Inheriting furniture from parents can be incredibly daunting as you scramble to make room for the sentimental pieces and blend opposing styles. But when it’s a truck-full of ornate lacquered Korean furniture, it’s no longer daunting; it’s downright frightening, especially when you are trying to live a minimalist lifestyle.
Answering a frantic phone call from my dad who had panicked over packing a lifetime’s worth of amassed items, we rented a Uhaul truck to retrieve some of his furniture. The kids needed to stay home since the truck had only two seats. But before heading down to Gilroy for the day, I stocked the fridge with a few healthy dishes, hoping that they would grab those over a bag of Lay’s. And I took a chance with a couple of yogurt parfaits layered with gooey hachiya, yogurt sweetened with honey and crushed pistachios.
We returned home late in the evening with a truck crammed with Korean furniture that was too valuable for Dad to sell. I grew up in Queens surrounded by the mother-of-pearl-inlaid furniture that only Cher would envy. (Well, maybe even Liberace.) My mother was a fanatical collector of it, and every room in our house was stuffed to the gills with the imported furniture. I swore never to display the shiny painted wood–not even one small jewelry box–and in my protest, developed an affinity for rough hewn matte lumber. Now, I had Mom’s collection sitting in my hallway waiting loudly, every bit proud and unrelenting as I remembered it in my childhood home, as it demanded to be properly showcased.
Unlike my reaction, my daughter, Nina, instantly fell in love with the stacked hand crafted chests, and for the first time in my life, I noticed the beautiful landscapes depicted on the fronts. I said good-bye to a few utilitarian IKEA storage units(twice as heavy as my newly inherited pieces), and hello to my extroverted relatives that have returned to my life after all these years.
What about the yogurt parfaits, you ask. Not only were there empty yogurt containers in the sink when we returned, but I got requests to make more soon.
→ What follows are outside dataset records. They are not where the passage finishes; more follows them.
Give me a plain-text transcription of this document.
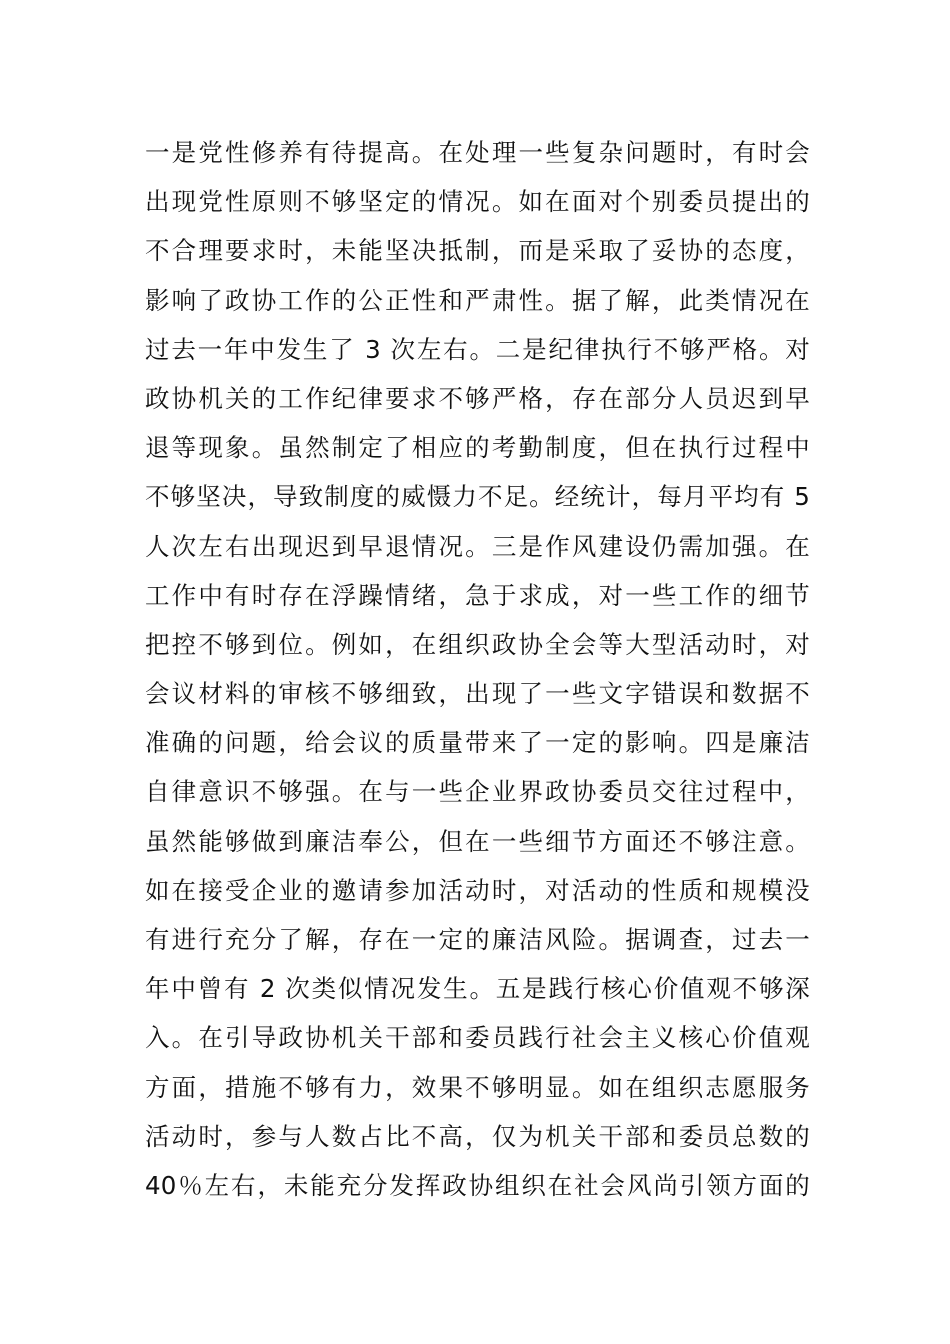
一是党性修养有待提高。在处理一些复杂问题时，有时会
出现党性原则不够坚定的情况。如在面对个别委员提出的
不合理要求时，未能坚决抵制，而是采取了妥协的态度，
影响了政协工作的公正性和严肃性。据了解，此类情况在
过去一年中发生了 3 次左右。二是纪律执行不够严格。对
政协机关的工作纪律要求不够严格，存在部分人员迟到早
退等现象。虽然制定了相应的考勤制度，但在执行过程中
不够坚决，导致制度的威慑力不足。经统计，每月平均有 5
人次左右出现迟到早退情况。三是作风建设仍需加强。在
工作中有时存在浮躁情绪，急于求成，对一些工作的细节
把控不够到位。例如，在组织政协全会等大型活动时，对
会议材料的审核不够细致，出现了一些文字错误和数据不
准确的问题，给会议的质量带来了一定的影响。四是廉洁
自律意识不够强。在与一些企业界政协委员交往过程中，
虽然能够做到廉洁奉公，但在一些细节方面还不够注意。
如在接受企业的邀请参加活动时，对活动的性质和规模没
有进行充分了解，存在一定的廉洁风险。据调查，过去一
年中曾有 2 次类似情况发生。五是践行核心价值观不够深
入。在引导政协机关干部和委员践行社会主义核心价值观
方面，措施不够有力，效果不够明显。如在组织志愿服务
活动时，参与人数占比不高，仅为机关干部和委员总数的
40％左右，未能充分发挥政协组织在社会风尚引领方面的
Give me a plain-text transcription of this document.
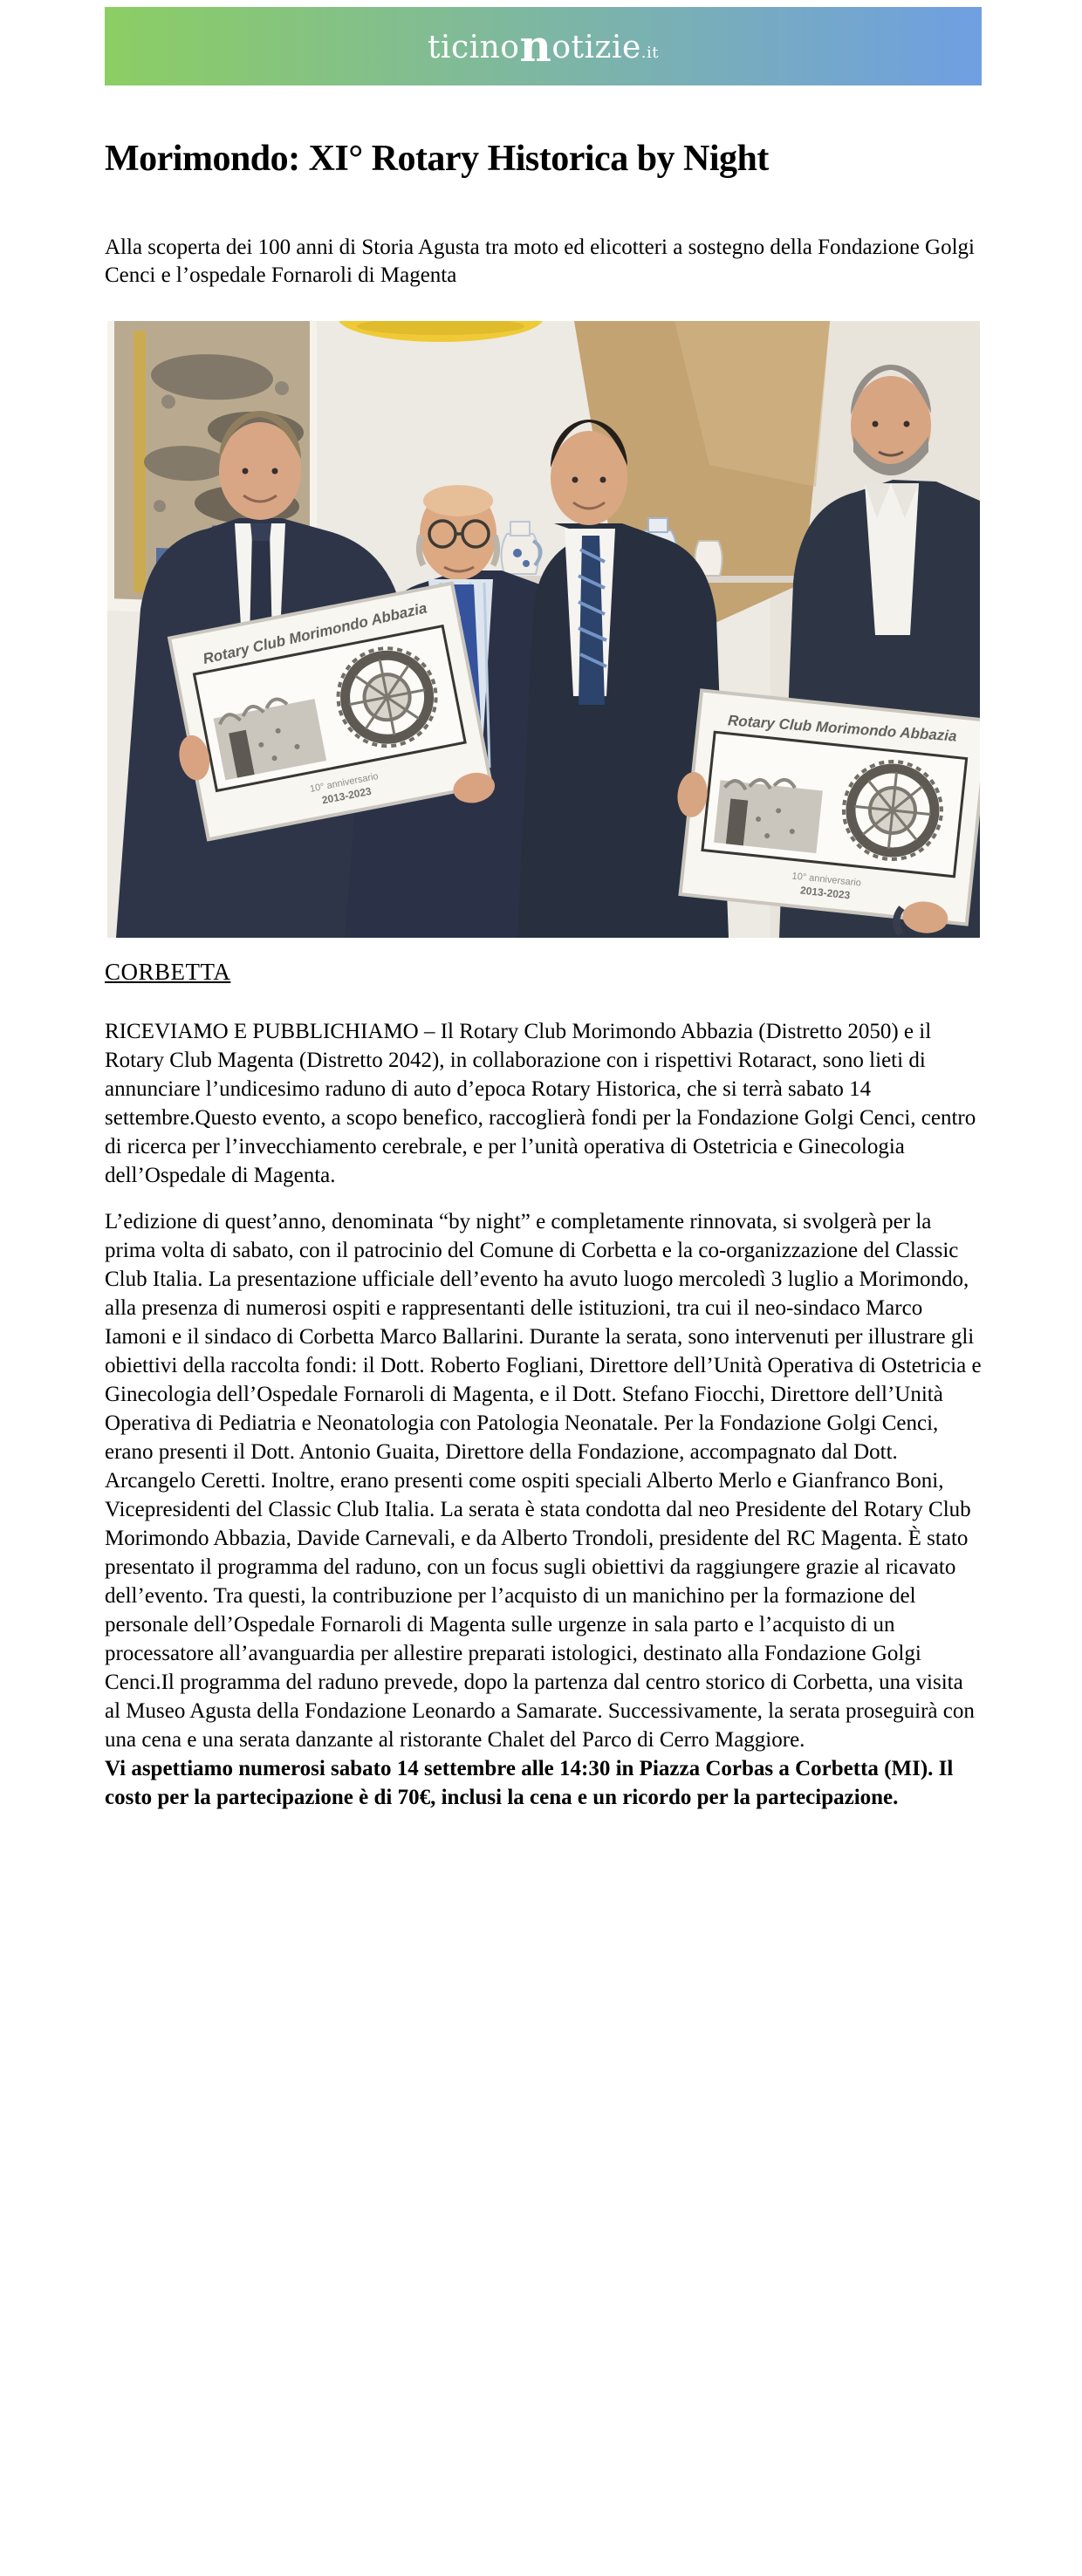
ticinonotizie.it
Morimondo: XI° Rotary Historica by Night

Alla scoperta dei 100 anni di Storia Agusta tra moto ed elicotteri a sostegno della Fondazione Golgi Cenci e l’ospedale Fornaroli di Magenta

CORBETTA

RICEVIAMO E PUBBLICHIAMO – Il Rotary Club Morimondo Abbazia (Distretto 2050) e il Rotary Club Magenta (Distretto 2042), in collaborazione con i rispettivi Rotaract, sono lieti di annunciare l’undicesimo raduno di auto d’epoca Rotary Historica, che si terrà sabato 14 settembre.Questo evento, a scopo benefico, raccoglierà fondi per la Fondazione Golgi Cenci, centro di ricerca per l’invecchiamento cerebrale, e per l’unità operativa di Ostetricia e Ginecologia dell’Ospedale di Magenta.

L’edizione di quest’anno, denominata “by night” e completamente rinnovata, si svolgerà per la prima volta di sabato, con il patrocinio del Comune di Corbetta e la co-organizzazione del Classic Club Italia. La presentazione ufficiale dell’evento ha avuto luogo mercoledì 3 luglio a Morimondo, alla presenza di numerosi ospiti e rappresentanti delle istituzioni, tra cui il neo-sindaco Marco Iamoni e il sindaco di Corbetta Marco Ballarini. Durante la serata, sono intervenuti per illustrare gli obiettivi della raccolta fondi: il Dott. Roberto Fogliani, Direttore dell’Unità Operativa di Ostetricia e Ginecologia dell’Ospedale Fornaroli di Magenta, e il Dott. Stefano Fiocchi, Direttore dell’Unità Operativa di Pediatria e Neonatologia con Patologia Neonatale. Per la Fondazione Golgi Cenci, erano presenti il Dott. Antonio Guaita, Direttore della Fondazione, accompagnato dal Dott. Arcangelo Ceretti. Inoltre, erano presenti come ospiti speciali Alberto Merlo e Gianfranco Boni, Vicepresidenti del Classic Club Italia. La serata è stata condotta dal neo Presidente del Rotary Club Morimondo Abbazia, Davide Carnevali, e da Alberto Trondoli, presidente del RC Magenta. È stato presentato il programma del raduno, con un focus sugli obiettivi da raggiungere grazie al ricavato dell’evento. Tra questi, la contribuzione per l’acquisto di un manichino per la formazione del personale dell’Ospedale Fornaroli di Magenta sulle urgenze in sala parto e l’acquisto di un processatore all’avanguardia per allestire preparati istologici, destinato alla Fondazione Golgi Cenci.Il programma del raduno prevede, dopo la partenza dal centro storico di Corbetta, una visita al Museo Agusta della Fondazione Leonardo a Samarate. Successivamente, la serata proseguirà con una cena e una serata danzante al ristorante Chalet del Parco di Cerro Maggiore.

Vi aspettiamo numerosi sabato 14 settembre alle 14:30 in Piazza Corbas a Corbetta (MI). Il costo per la partecipazione è di 70€, inclusi la cena e un ricordo per la partecipazione.
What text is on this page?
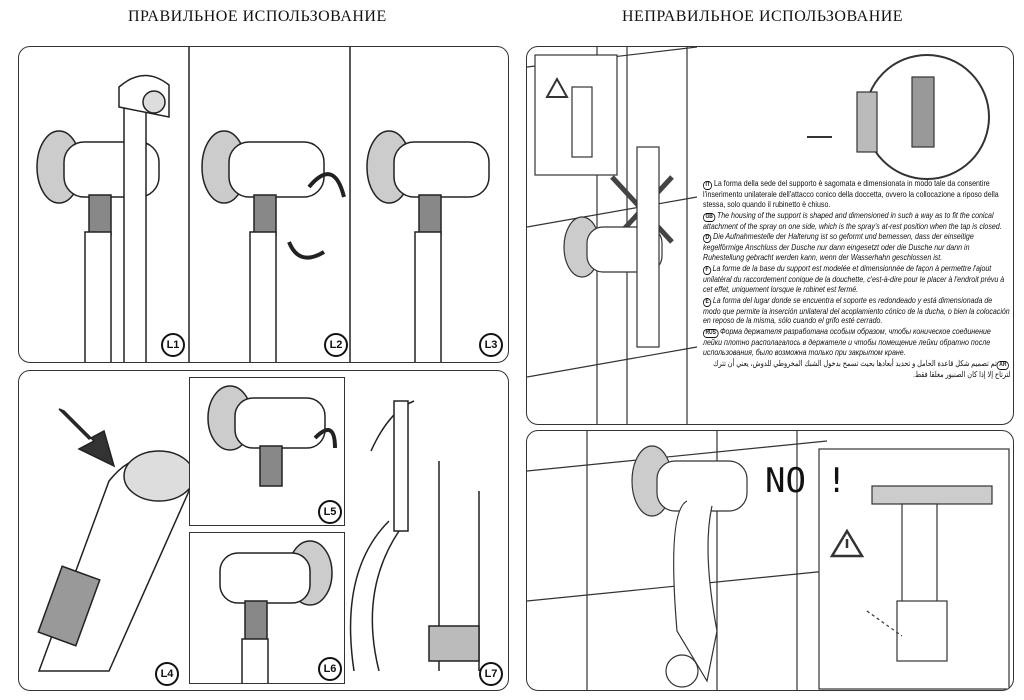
ПРАВИЛЬНОЕ ИСПОЛЬЗОВАНИЕ	НЕПРАВИЛЬНОЕ ИСПОЛЬЗОВАНИЕ
L1	L2	L3
L5
L6	L7
L4

IT La forma della sede del supporto è sagomata e dimensionata in modo tale da consentire l'inserimento unilaterale dell'attacco conico della doccetta, ovvero la collocazione a riposo della stessa, solo quando il rubinetto è chiuso.

GB The housing of the support is shaped and dimensioned in such a way as to fit the conical attachment of the spray on one side, which is the spray's at-rest position when the tap is closed.

D Die Aufnahmestelle der Halterung ist so geformt und bemessen, dass der einseitige kegelförmige Anschluss der Dusche nur dann eingesetzt oder die Dusche nur dann in Ruhestellung gebracht werden kann, wenn der Wasserhahn geschlossen ist.

F La forme de la base du support est modelée et dimensionnée de façon à permettre l'ajout unilatéral du raccordement conique de la douchette, c'est-à-dire pour le placer à l'endroit prévu à cet effet, uniquement lorsque le robinet est fermé.

E La forma del lugar donde se encuentra el soporte es redondeado y está dimensionada de modo que permite la inserción unilateral del acoplamiento cónico de la ducha, o bien la colocación en reposo de la misma, sólo cuando el grifo esté cerrado.

RUS Форма держателя разработана особым образом, чтобы коническое соединение лейки плотно располагалось в держателе и чтобы помещение лейки обратно после использования, было возможна только при закрытом кране.

ARتم تصميم شكل قاعدة الحامل و تحديد أبعادها بحيث تسمح بدخول الشبك المخروطي للدوش، يعني أن تترك لترتاح إلا إذا كان الصنبور مغلقا فقط.

NO !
It didn’t stop the nibbling of potato chips while we were gone, but they did leave a few handfuls of chips behind.
- 2 cups of unsweetened Greek yogurt
- 2 ripe hachiya persimmons: acorn shaped, and left on a counter, will soften when ripe.
- 2 tbs honey + extra to drizzle on top
- 2 tbs shelled pistachios (roughly crushed)
- Mix honey and yogurt together until well blended.
- Hachiyas need to be squishy soft before eating. Split one open with a paring knife, and then scoop out the flesh with a spoon. Gently break up the flesh with the spoon until smooth.
- In 2 cups, layer yogurt, hachiya, and pistachios. Make two layers for each cup.
- Drizzle a little extra honey on top of parfait.